We found an XML component which is responsible for generating reports on a daily basis. It was found to contain a parameter that holds the actual name and location of the station. We wrote a quick proof of concept to simply extract this parameter’s value.
As said, the code was not tested globally, but in the one case we had, it did extract the name, which after a few searches retrieved the exact location, vendor name and contact details.
Given the possibility of utilizing the hardcoded credentials to access the SiteOmat’s web interface and tamper with the update_price.cgi component’s input parameters, an intruder would be able to change the fuel price. To reproduce such an attempt, the first thing that needs to be done is to extract the victim dispenser’s information in a JSON format, to better understand which products are being sold and for what price. This can be achieved using one of the XML files responsible for storing the real-time prices in the local database.
Each product has an ID, a gas type, a name following the type and price.
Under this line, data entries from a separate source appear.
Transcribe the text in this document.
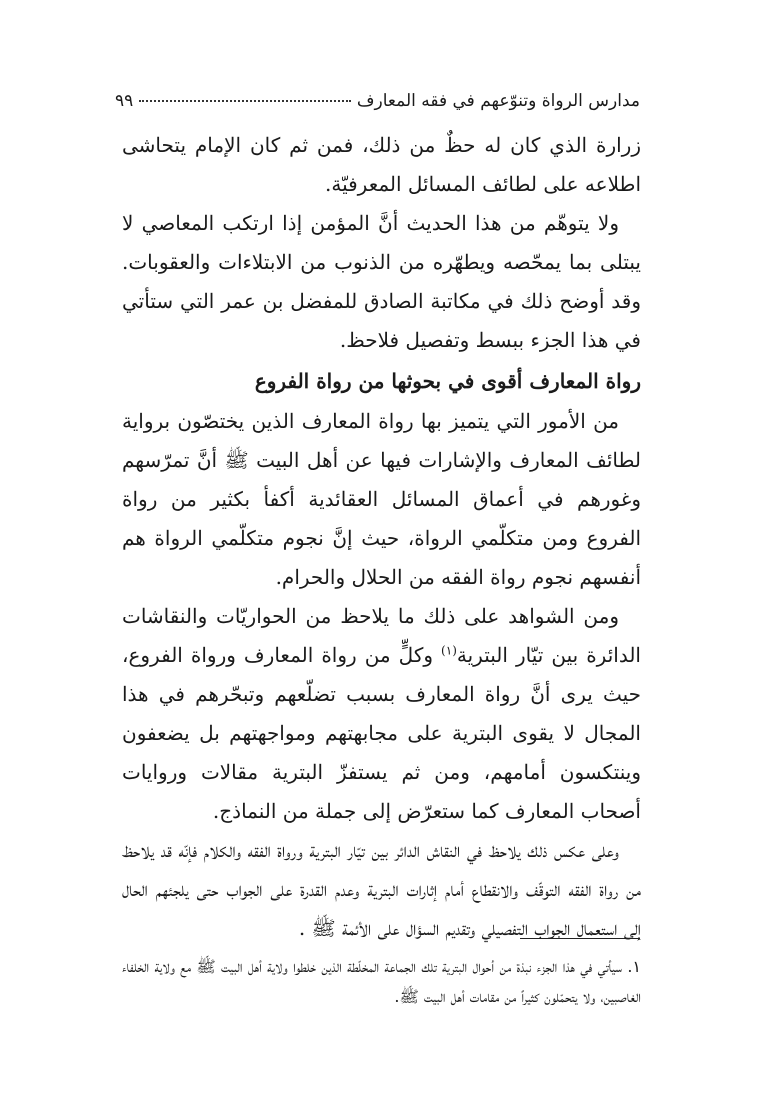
مدارس الرواة وتنوّعهم في فقه المعارف
٩٩

زرارة الذي كان له حظٌ من ذلك، فمن ثم كان الإمام يتحاشى اطلاعه على لطائف المسائل المعرفيّة.

ولا يتوهّم من هذا الحديث أنَّ المؤمن إذا ارتكب المعاصي لا يبتلى بما يمحّصه ويطهّره من الذنوب من الابتلاءات والعقوبات. وقد أوضح ذلك في مكاتبة الصادق للمفضل بن عمر التي ستأتي في هذا الجزء ببسط وتفصيل فلاحظ.

رواة المعارف أقوى في بحوثها من رواة الفروع

من الأمور التي يتميز بها رواة المعارف الذين يختصّون برواية لطائف المعارف والإشارات فيها عن أهل البيت ﷺ أنَّ تمرّسهم وغورهم في أعماق المسائل العقائدية أكفأ بكثير من رواة الفروع ومن متكلّمي الرواة، حيث إنَّ نجوم متكلّمي الرواة هم أنفسهم نجوم رواة الفقه من الحلال والحرام.

ومن الشواهد على ذلك ما يلاحظ من الحواريّات والنقاشات الدائرة بين تيّار البترية$^{(١)}$ وكلٍّ من رواة المعارف ورواة الفروع، حيث يرى أنَّ رواة المعارف بسبب تضلّعهم وتبحّرهم في هذا المجال لا يقوى البترية على مجابهتهم ومواجهتهم بل يضعفون وينتكسون أمامهم، ومن ثم يستفزّ البترية مقالات وروايات أصحاب المعارف كما ستعرّض إلى جملة من النماذج.

وعلى عكس ذلك يلاحظ في النقاش الدائر بين تيّار البترية ورواة الفقه والكلام فإنّه قد يلاحظ من رواة الفقه التوقّف والانقطاع أمام إثارات البترية وعدم القدرة على الجواب حتى يلجئهم الحال إلى استعمال الجواب التفصيلي وتقديم السؤال على الأئمة ﷺ .

١. سيأتي في هذا الجزء نبذة من أحوال البترية تلك الجماعة المخلّطة الذين خلطوا ولاية أهل البيت ﷺ مع ولاية الخلفاء الغاصبين، ولا يتحمّلون كثيراً من مقامات أهل البيت ﷺ.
An intruder only needs to modify the gas type in order to update the price.
Once the intruder decides which of the prices to change, they will have to query for the relative CGI component that changes the price.
The payment terminal
An intruder that gains access to the gas station is able to connect directly to the payment terminal and either extract payment information or directly exploit the payment bridge to steal transactions. We did not cover that area in our research since we lacked access to the gas station network, though we strongly believe that it requires inspection and testing.
What an intruder can do
To give you some idea of the capabilities an intruder gains when taking over a gas station system through the vulnerable device we uncovered, here are a few scenarios:
- Shut down all fueling systems
- Cause fuel leaks, with the risk of casualties
- Change fueling price
- Circumvent payment terminal to steal money
- Scrape vehicle license plates and driver identities
- Halt the station’s operation, demanding a ransom in exchange
- Execute code on the controller unit
- Move freely within the gas station network
To the best of our knowledge, the vulnerable gas stations have not yet been asked to disable remote access through this controller. In September 2017, we alerted the vendor to the issues and offered to send full technical details to help ensure the vulnerabilities could be fixed.
The Motherboard Vice article referenced a recent incident in Moscow where a hacker helped to fraudulently siphon gas from customers using malicious code – but we do not believe this incident is related to the area of our research. Our online search did not find any gas stations in Russia with this controller installed, and a recent presentation in Moscow of our ongoing research did not make public the name of the product, its manufacturer or technical details of the vulnerabilities.
MITRE received reports on the vulnerabilities found during the research, though triage is still in process. CERT IL & US were also updated with details about the vulnerabilities.